CENK UYGUR: Uh huh. Yeah.
JESSE VENTURA: And that's why that murder is so important. Now is it tied to other ones? It could well be tied to Watergate because in all the studying I've done there is a direct correlation between the Cubans that were involved and the people in Watergate to the Cubans that were involved in the Bay of Pigs as well as Dallas. So there is a tie in there. The unique thing about Kennedy is that you never can know for sure because it was so covered up by the investigation. It was a horrible investigation by all police standards. I mean, how do you pull a prime suspect in, and have him for 24 to 48 hours, interrogate him, and no one takes a note? And no one takes a recorded anything? Which they did with Oswald. I mean, that violates basic police rules even back in `63.
CENK UYGUR: Well, will end on that note because...
JESSE VENTURA: And there are so many things like that to show you that it was far more than just this...Let me finish it this way. If he's who they said he was, this little disgruntled Marine Private, how would anything have to be locked up for all these 40 years because of national security? What the hell could a little Marine Private know?
CENK UYGUR: Look, on the Kennedy stuff, I one hundred percent agree with you. And the Gulf of Tonkin argument is rock solid. So that leaves you with...
JESSE VENTURA: Well that's two of them. So you can't believe that there could be a third or fourth?
CENK UYGUR: You see, my point is there certainly have been...
JESSE VENTURA: They have no credibility.
CENK UYGUR: There have certainly have been conspiracies in the past. No one can doubt that, right?
JESSE VENTURA: Yes, because they've never been admitted to.
CENK UYGUR: So when you say we should at least ask questions about 9/11, I agree with you. I don't know what the answers are, but if you say let's ask questions, I agree with you. It's America, we're supposed to ask questions.
JESSE VENTURA: Absolutely. And you shouldn't be told, and you shouldn't be attacked for asking questions or insulted. Or like, you know what I had a person say to me on the air, they said, you know when you ask questions about 9/11, you lose your credibility.
CENK UYGUR: That's right, I never...
JESSE VENTURA: And I countered, and said why? Why should you? The government... Let me finish you with this on 9/11. And you think about this. And think about our system. If our government has so much knowledge that bin Laden did 9/11, why haven't they indicted him? They indicted him over the USS Cole. They indicted him over the attack on our embassies in Africa. Here's the largest attack on the United States soil in the history of our country, and we haven't even gone to our court system, presented the evidence to a grand jury, and indicted the man for the crime.
CENK UYGUR: Governor Jesse Ventura.

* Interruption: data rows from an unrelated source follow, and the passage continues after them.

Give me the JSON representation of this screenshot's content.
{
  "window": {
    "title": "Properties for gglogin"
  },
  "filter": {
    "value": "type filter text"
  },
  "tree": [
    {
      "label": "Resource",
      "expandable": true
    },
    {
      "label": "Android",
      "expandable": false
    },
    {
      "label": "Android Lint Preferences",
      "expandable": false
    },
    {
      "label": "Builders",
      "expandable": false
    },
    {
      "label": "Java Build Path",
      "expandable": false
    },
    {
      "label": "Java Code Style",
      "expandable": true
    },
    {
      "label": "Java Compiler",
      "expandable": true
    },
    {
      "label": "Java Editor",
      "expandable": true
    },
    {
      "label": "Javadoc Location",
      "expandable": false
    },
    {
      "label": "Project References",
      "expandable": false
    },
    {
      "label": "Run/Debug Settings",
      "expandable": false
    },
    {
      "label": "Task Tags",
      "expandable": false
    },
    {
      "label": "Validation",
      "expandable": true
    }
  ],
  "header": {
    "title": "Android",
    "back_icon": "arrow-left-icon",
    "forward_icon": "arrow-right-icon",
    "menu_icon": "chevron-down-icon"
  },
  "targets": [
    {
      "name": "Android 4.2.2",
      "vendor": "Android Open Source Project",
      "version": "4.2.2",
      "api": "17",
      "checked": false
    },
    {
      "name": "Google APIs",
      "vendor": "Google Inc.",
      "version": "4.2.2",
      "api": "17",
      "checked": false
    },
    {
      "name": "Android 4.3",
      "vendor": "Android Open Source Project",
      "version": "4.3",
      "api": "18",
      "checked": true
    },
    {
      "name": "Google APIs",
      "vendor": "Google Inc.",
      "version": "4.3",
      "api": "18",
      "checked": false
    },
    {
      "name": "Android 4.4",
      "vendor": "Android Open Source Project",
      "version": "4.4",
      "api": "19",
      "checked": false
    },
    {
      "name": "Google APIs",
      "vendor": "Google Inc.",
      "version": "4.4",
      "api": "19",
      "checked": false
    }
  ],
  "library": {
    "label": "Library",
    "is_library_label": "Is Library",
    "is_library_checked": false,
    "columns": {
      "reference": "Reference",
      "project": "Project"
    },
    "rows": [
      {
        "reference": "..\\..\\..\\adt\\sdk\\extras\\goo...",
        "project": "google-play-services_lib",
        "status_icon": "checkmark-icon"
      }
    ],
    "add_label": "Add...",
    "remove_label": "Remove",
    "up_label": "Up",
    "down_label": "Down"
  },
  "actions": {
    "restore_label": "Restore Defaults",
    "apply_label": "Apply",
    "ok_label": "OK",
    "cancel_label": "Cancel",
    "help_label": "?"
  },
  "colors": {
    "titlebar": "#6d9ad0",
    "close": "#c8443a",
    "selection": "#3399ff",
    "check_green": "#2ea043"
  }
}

The author of "Don't Start The Revolution Without Me." And no question, an interesting man with a lot of interesting ideas, and everybody check out the book so you can read more about it. Thank you so much for joining us on The Young Turks. We really appreciate it.
JESSE VENTURA: Very good. My pleasure, and I hope you think about that last thing I told you.
CENK UYGUR: All right
JESSE VENTURA: Okay, bye-bye.
CENK UYGUR: All right, take care, The Young Turks.